Critique Play Dirty : braquage à la Shane Black
© Amazon/MGM

Mais là où Play Dirty déçoit (une seconde partie un peu plus anonyme d’heist movie à la Ocean’s Eleven), c’est surtout dans l’écriture de ses dialogues, et les échanges entre les divers protagonistes que le style Shane Black éclot. Et effectivement pour tout fan de ce type de cinéma en déliquescence, voir un héros balancer répliques et bourre-pifs tout décontracté du sphincter, évoluant telle une anguille dans un milieu criminel en plein Noël (oui on est chez Shane Black) fait presque office de Madeleine de Proust.

Ludisme vacillant

D’autant plus que l’ensemble du casting de Play Dirty fait mouche, en particulier Lakeith Stanfield (parfait en acolyte-acteur raté) ou bien les apparitions de Nat Wolff (Death Note), truculent en sous-fifre faisant office de punching-ball de tous les évènements du récit.
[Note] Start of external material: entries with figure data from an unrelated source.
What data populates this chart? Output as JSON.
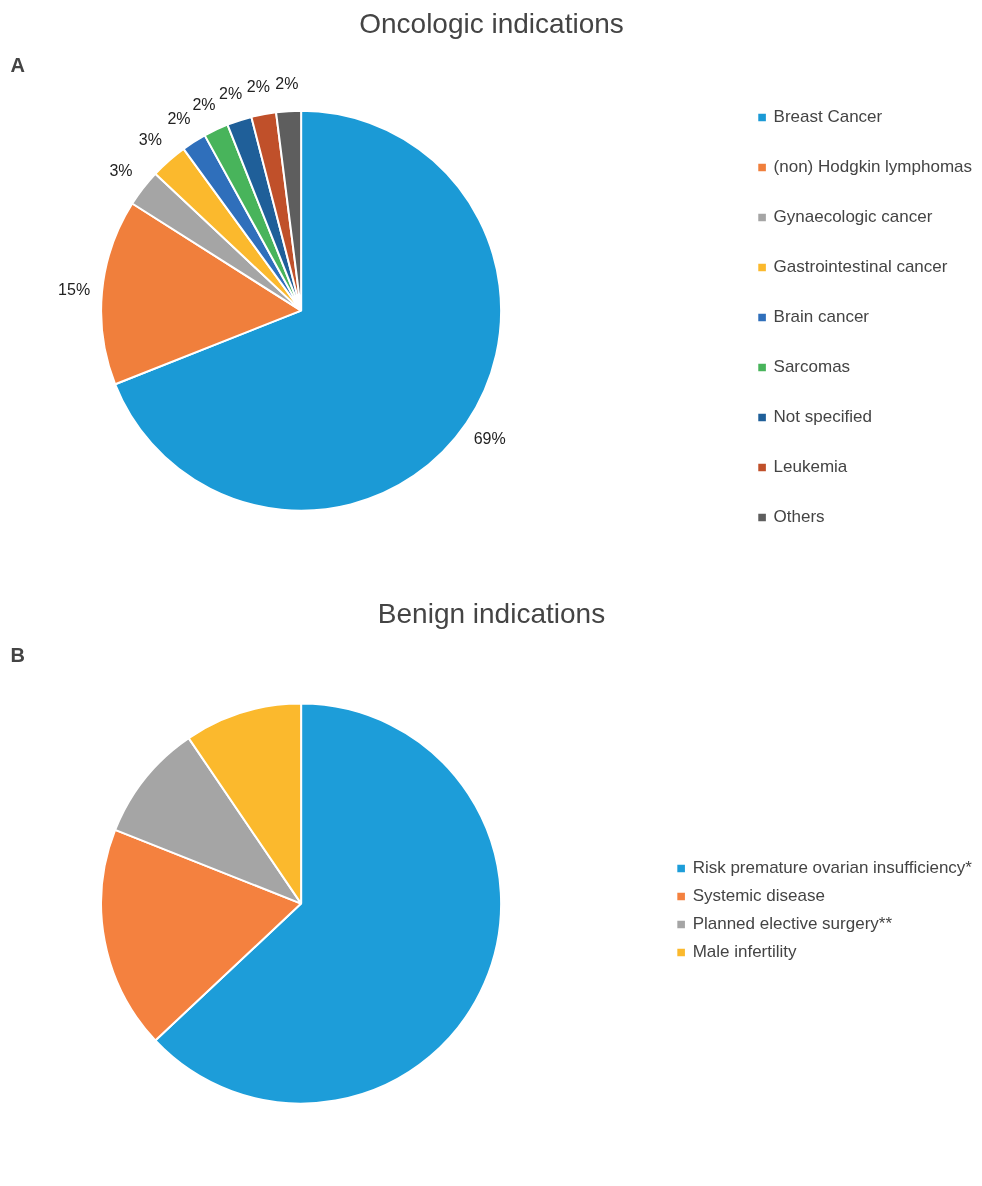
{
  "chart_data": [
    {
      "type": "pie",
      "title": "Oncologic indications",
      "annotations": [
        "A"
      ],
      "legend": "right",
      "categories": [
        "Breast Cancer",
        "(non) Hodgkin lymphomas",
        "Gynaecologic cancer",
        "Gastrointestinal cancer",
        "Brain cancer",
        "Sarcomas",
        "Not specified",
        "Leukemia",
        "Others"
      ],
      "values": [
        69,
        15,
        3,
        3,
        2,
        2,
        2,
        2,
        2
      ],
      "value_labels": [
        "69%",
        "15%",
        "3%",
        "3%",
        "2%",
        "2%",
        "2%",
        "2%",
        "2%"
      ],
      "colors": [
        "#1b9ad6",
        "#f07f3c",
        "#a5a5a5",
        "#fbb92d",
        "#2f6fbb",
        "#48b45b",
        "#1f5f99",
        "#c0502a",
        "#5e5e5e"
      ]
    },
    {
      "type": "pie",
      "title": "Benign indications",
      "annotations": [
        "B"
      ],
      "legend": "right",
      "categories": [
        "Risk premature ovarian insufficiency*",
        "Systemic disease",
        "Planned elective surgery**",
        "Male infertility"
      ],
      "values": [
        63,
        18,
        9.5,
        9.5
      ],
      "colors": [
        "#1d9dd9",
        "#f4813f",
        "#a5a5a5",
        "#fbb92d"
      ]
    }
  ]
}
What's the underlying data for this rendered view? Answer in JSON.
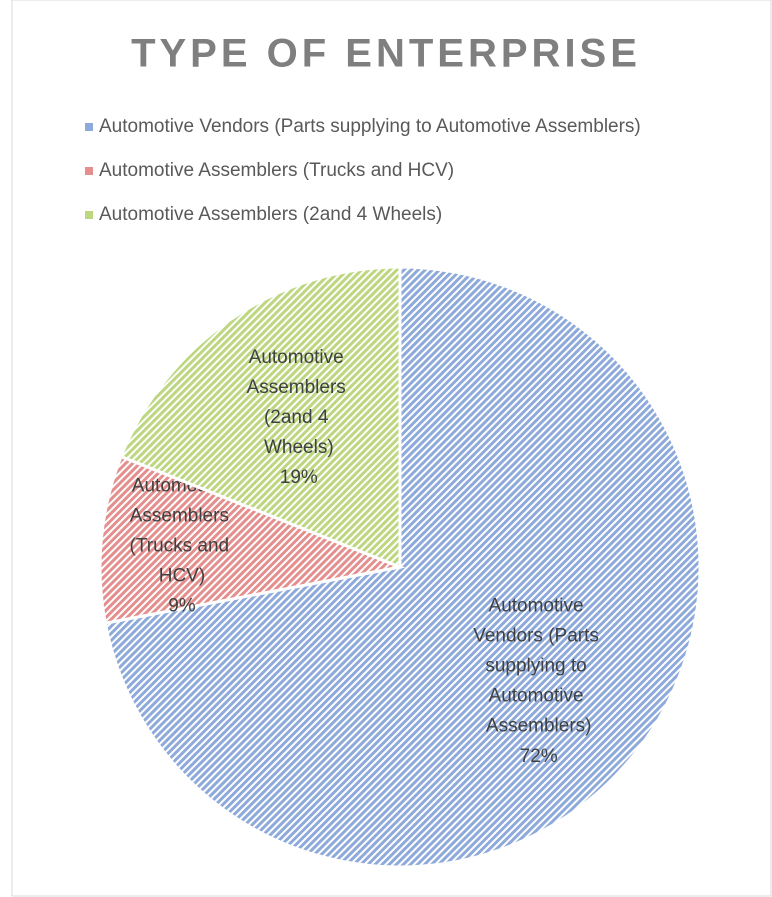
{
  "chart_data": {
    "type": "pie",
    "title": "TYPE OF ENTERPRISE",
    "categories": [
      "Automotive Vendors (Parts supplying to Automotive Assemblers)",
      "Automotive Assemblers  (Trucks and HCV)",
      "Automotive Assemblers  (2and 4 Wheels)"
    ],
    "values": [
      72,
      9,
      19
    ],
    "value_labels": [
      "72%",
      "9%",
      "19%"
    ],
    "colors": [
      "#8eaadb",
      "#e48f8d",
      "#bcd77f"
    ],
    "legend": "top"
  }
}
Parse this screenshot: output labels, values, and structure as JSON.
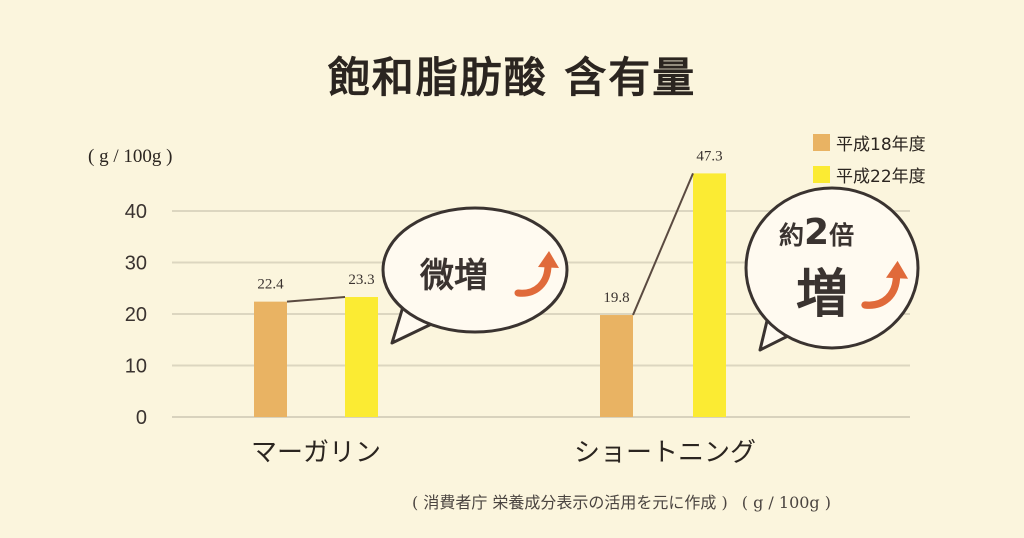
{
  "title": "飽和脂肪酸 含有量",
  "unit_label": "( g / 100g )",
  "footnote": {
    "source": "( 消費者庁 栄養成分表示の活用を元に作成 )",
    "unit": "( g / 100g )"
  },
  "bubbles": {
    "left": {
      "text": "微増"
    },
    "right": {
      "prefix": "約",
      "number": "2",
      "suffix": "倍",
      "main": "増"
    }
  },
  "colors": {
    "h18": "#e9b363",
    "h22": "#fbeb33",
    "background": "#fbf5dd",
    "arrow": "#e06a3a"
  },
  "chart_data": {
    "type": "bar",
    "categories": [
      "マーガリン",
      "ショートニング"
    ],
    "series": [
      {
        "name": "平成18年度",
        "values": [
          22.4,
          19.8
        ]
      },
      {
        "name": "平成22年度",
        "values": [
          23.3,
          47.3
        ]
      }
    ],
    "y_ticks": [
      "0",
      "10",
      "20",
      "30",
      "40"
    ],
    "value_labels": [
      [
        "22.4",
        "19.8"
      ],
      [
        "23.3",
        "47.3"
      ]
    ],
    "ylim": [
      0,
      50
    ],
    "grid": true,
    "legend": "top-right"
  }
}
Un récit au déroulé clair, baigné d’une ambiance 70’s (très bonne BO jazzy d’Alan Silvestri) et dont la force motrice tient dans sa capacité à faire dérégler l’engrenage d’un « plan parfait ».

On est pas sur le niveau d’un Mission Impossible Ghost Protocol, mais Shane Black amène un vrai caractère ludique à Play Dirty par ce simple procédé (un témoin mal placé lors d’un larcin où la police est sur les lieux, un coup-fourré d’associés, un autre voleur déjà présent, un civil voulant sa part du gâteau..). De plus, le réalisateur prouve à nouveau sa compréhension de personnages en zones de gris constantes, dont l’appât du gain et le recours à la violence est avant tout éclipsé par un sentiment d’adrénaline pur.

Critique Play Dirty : braquage à la Shane Black
© Amazon/MGM

Une définition qui pourrait résumer à elle-seule le cinéma de Shane Black, bien que Play Dirty pêche par instants dans cet équilibre de ton : du film noir-light (excepté dans les portions initiales et finales du métrage) qui fait forcément pense à une version dévitalisée des romans de Richard Stark, mais Play Dirty transpire pourtant l’ADN de son cinéaste à tous les plans. En résulte un retour sympathique (bien que perfectible), d’un des derniers grands tôliers du cinéma Hollywoodien hard-boiled !

Play Dirty est disponible sur Prime Video

avis

6 Shane Black en petite forme

On pourra pester devant un équilibre de ton pas toujours tenu concernant cette ré-adaptation libre des récits de Richard Stark, pourtant Shane Black s'amuse comme un fou avec ce Play Dirty : un sympathique retour caractérisé par le savoir-faire indéniable de son auteur, proposant un heist movie teinté de roman noir porté par son casting réussi et ses punchlines bien senties. Dommage que son aspect bicéphale de produit de plate-forme l'empêche d'accéder à des cimes précédemment atteintes par Shane Black!